Rebar Rises on Optimism Government Policies May Boost Demand

June 20, 2013

Steel reinforcement-bar futures rose on speculation government polices supporting purchases of first homes and the fastest gain in property prices in two years will stoke more construction.

Rebar for delivery in October on the Shanghai Futures Exchange rose as much as 1.9 percent to 3,547 yuan ($578) a metric ton, erasing and earlier decline of 1.5 percent, and traded at 3,518 yuan at 11:08 a.m. It fell 1.3 percent yesterday, the first loss in six days, and is headed for a third weekly gain.

China will support people seeking to buy their first homes and authorities will boost credit support for industries the government has defined as strategic or labor-intensive, the State Council said June 19. New home prices in Beijing, Shanghai and Guangzhou posted the biggest gains in May since at least January 2011, official statistics released this week showed.

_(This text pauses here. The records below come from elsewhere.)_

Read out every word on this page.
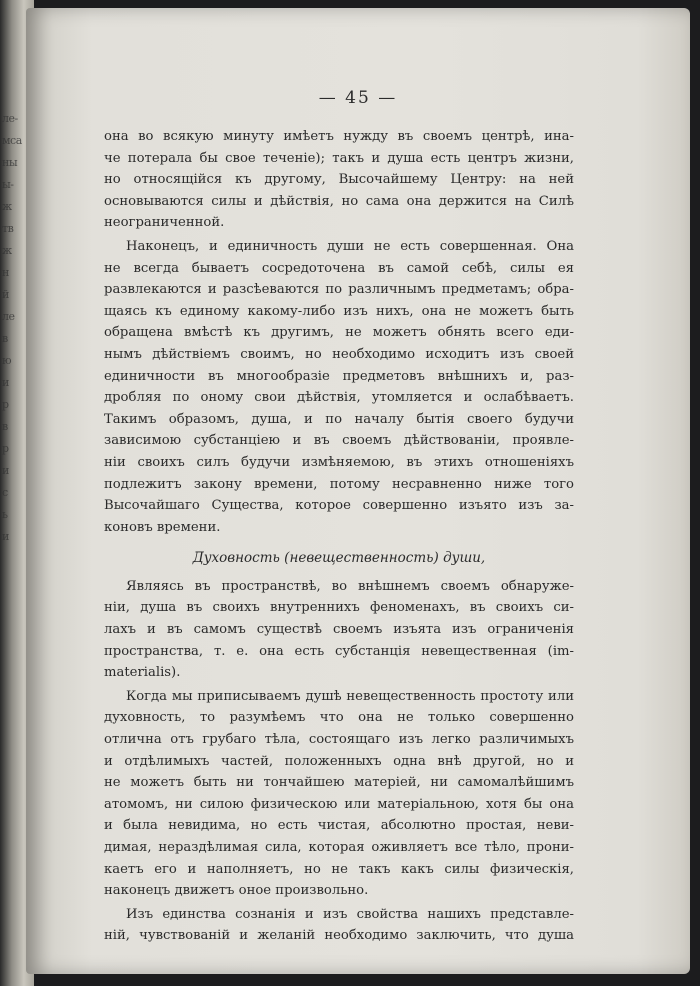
ле-
мса
ны
ы-
ж
тв
ж
н
й
ле
в
ю
и
р
в
р
и
с
ь
и
— 45 —
она во всякую минуту имѣетъ нужду въ своемъ центрѣ, ина-
че потерала бы свое теченіе); такъ и душа есть центръ жизни,
но относящійся къ другому, Высочайшему Центру: на ней
основываются силы и дѣйствія, но сама она держится на Силѣ
неограниченной.
Наконецъ, и единичность души не есть совершенная. Она
не всегда бываетъ сосредоточена въ самой себѣ, силы ея
развлекаются и разсѣеваются по различнымъ предметамъ; обра-
щаясь къ единому какому-либо изъ нихъ, она не можетъ быть
обращена вмѣстѣ къ другимъ, не можетъ обнять всего еди-
нымъ дѣйствіемъ своимъ, но необходимо исходитъ изъ своей
единичности въ многообразіе предметовъ внѣшнихъ и, раз-
дробляя по оному свои дѣйствія, утомляется и ослабѣваетъ.
Такимъ образомъ, душа, и по началу бытія своего будучи
зависимою субстанціею и въ своемъ дѣйствованіи, проявле-
ніи своихъ силъ будучи измѣняемою, въ этихъ отношеніяхъ
подлежитъ закону времени, потому несравненно ниже того
Высочайшаго Существа, которое совершенно изъято изъ за-
коновъ времени.
Духовность (невещественность) души,
Являясь въ пространствѣ, во внѣшнемъ своемъ обнаруже-
ніи, душа въ своихъ внутреннихъ феноменахъ, въ своихъ си-
лахъ и въ самомъ существѣ своемъ изъята изъ ограниченія
пространства, т. е. она есть субстанція невещественная (im-
materialis).
Когда мы приписываемъ душѣ невещественность простоту или
духовность, то разумѣемъ что она не только совершенно
отлична отъ грубаго тѣла, состоящаго изъ легко различимыхъ
и отдѣлимыхъ частей, положенныхъ одна внѣ другой, но и
не можетъ быть ни тончайшею матеріей, ни самомалѣйшимъ
атомомъ, ни силою физическою или матеріальною, хотя бы она
и была невидима, но есть чистая, абсолютно простая, неви-
димая, нераздѣлимая сила, которая оживляетъ все тѣло, прони-
каетъ его и наполняетъ, но не такъ какъ силы физическія,
наконецъ движетъ оное произвольно.
Изъ единства сознанія и изъ свойства нашихъ представле-
ній, чувствованій и желаній необходимо заключить, что душа
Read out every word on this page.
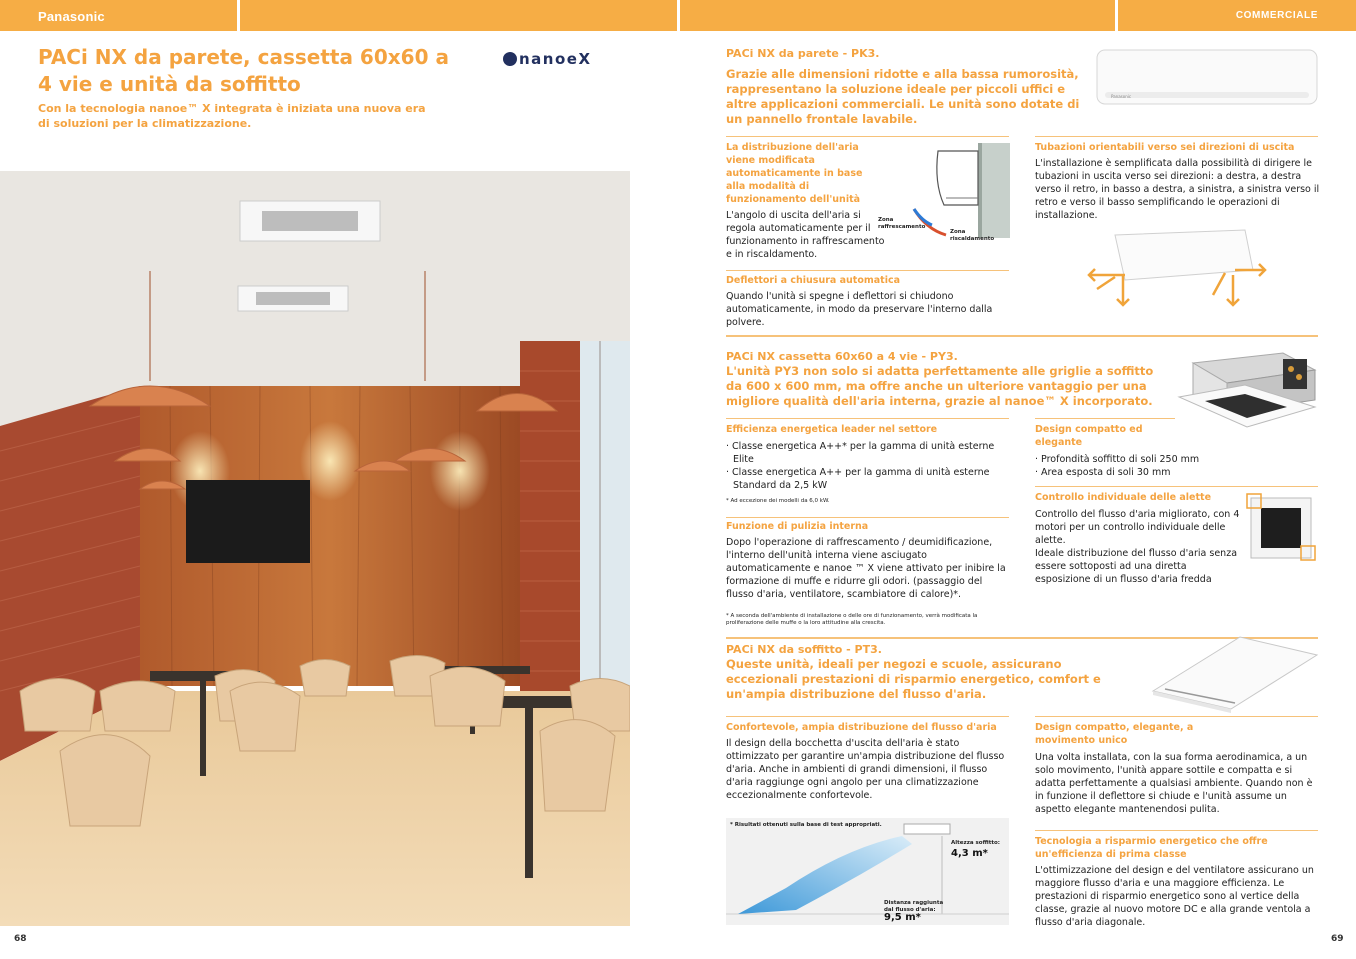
Panasonic	COMMERCIALE
PACi NX da parete, cassetta 60x60 a 4 vie e unità da soffitto

Con la tecnologia nanoe™ X integrata è iniziata una nuova era di soluzioni per la climatizzazione.

nanoeX
68
PACi NX da parete - PK3.
Grazie alle dimensioni ridotte e alla bassa rumorosità, rappresentano la soluzione ideale per piccoli uffici e altre applicazioni commerciali. Le unità sono dotate di un pannello frontale lavabile.
Panasonic
La distribuzione dell'aria viene modificata automaticamente in base alla modalità di funzionamento dell'unità
L'angolo di uscita dell'aria si regola automaticamente per il funzionamento in raffrescamento e in riscaldamento.
Zona raffrescamento
Zona riscaldamento
Tubazioni orientabili verso sei direzioni di uscita
L'installazione è semplificata dalla possibilità di dirigere le tubazioni in uscita verso sei direzioni: a destra, a destra verso il retro, in basso a destra, a sinistra, a sinistra verso il retro e verso il basso semplificando le operazioni di installazione.
Deflettori a chiusura automatica
Quando l'unità si spegne i deflettori si chiudono automaticamente, in modo da preservare l'interno dalla polvere.
PACi NX cassetta 60x60 a 4 vie - PY3.
L'unità PY3 non solo si adatta perfettamente alle griglie a soffitto da 600 x 600 mm, ma offre anche un ulteriore vantaggio per una migliore qualità dell'aria interna, grazie al nanoe™ X incorporato.
Efficienza energetica leader nel settore
· Classe energetica A++* per la gamma di unità esterne Elite
· Classe energetica A++ per la gamma di unità esterne Standard da 2,5 kW
* Ad eccezione dei modelli da 6,0 kW.
Design compatto ed elegante
· Profondità soffitto di soli 250 mm
· Area esposta di soli 30 mm
Controllo individuale delle alette
Controllo del flusso d'aria migliorato, con 4 motori per un controllo individuale delle alette.
Ideale distribuzione del flusso d'aria senza essere sottoposti ad una diretta esposizione di un flusso d'aria fredda
Funzione di pulizia interna
Dopo l'operazione di raffrescamento / deumidificazione, l'interno dell'unità interna viene asciugato automaticamente e nanoe ™ X viene attivato per inibire la formazione di muffe e ridurre gli odori. (passaggio del flusso d'aria, ventilatore, scambiatore di calore)*.
* A seconda dell'ambiente di installazione o delle ore di funzionamento, verrà modificata la proliferazione delle muffe o la loro attitudine alla crescita.
PACi NX da soffitto - PT3.
Queste unità, ideali per negozi e scuole, assicurano eccezionali prestazioni di risparmio energetico, comfort e un'ampia distribuzione del flusso d'aria.
Confortevole, ampia distribuzione del flusso d'aria
Il design della bocchetta d'uscita dell'aria è stato ottimizzato per garantire un'ampia distribuzione del flusso d'aria. Anche in ambienti di grandi dimensioni, il flusso d'aria raggiunge ogni angolo per una climatizzazione eccezionalmente confortevole.
* Risultati ottenuti sulla base di test appropriati.
Altezza soffitto:
4,3 m*
Distanza raggiunta dal flusso d'aria:
9,5 m*
Design compatto, elegante, a movimento unico
Una volta installata, con la sua forma aerodinamica, a un solo movimento, l'unità appare sottile e compatta e si adatta perfettamente a qualsiasi ambiente. Quando non è in funzione il deflettore si chiude e l'unità assume un aspetto elegante mantenendosi pulita.
Tecnologia a risparmio energetico che offre un'efficienza di prima classe
L'ottimizzazione del design e del ventilatore assicurano un maggiore flusso d'aria e una maggiore efficienza. Le prestazioni di risparmio energetico sono al vertice della classe, grazie al nuovo motore DC e alla grande ventola a flusso d'aria diagonale.
69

“The property sector is showing signs of strengthening demand and government policies can be read as favoring housing construction and therefore steel consumption,” Xia Caijun, analyst at GF Futures Co., said by phone from Guangzhou.

Iron ore prices for immediate delivery at Tianjin port in China yesterday gained 0.5 percent to $120.60 a dry ton, according to The Steel Index Ltd. The raw material is a key ingredient for steel production.

The average spot price for rebar in China was unchanged at 3,387 yuan a ton yesterday, according to data from Beijing Antaike Information Development Co.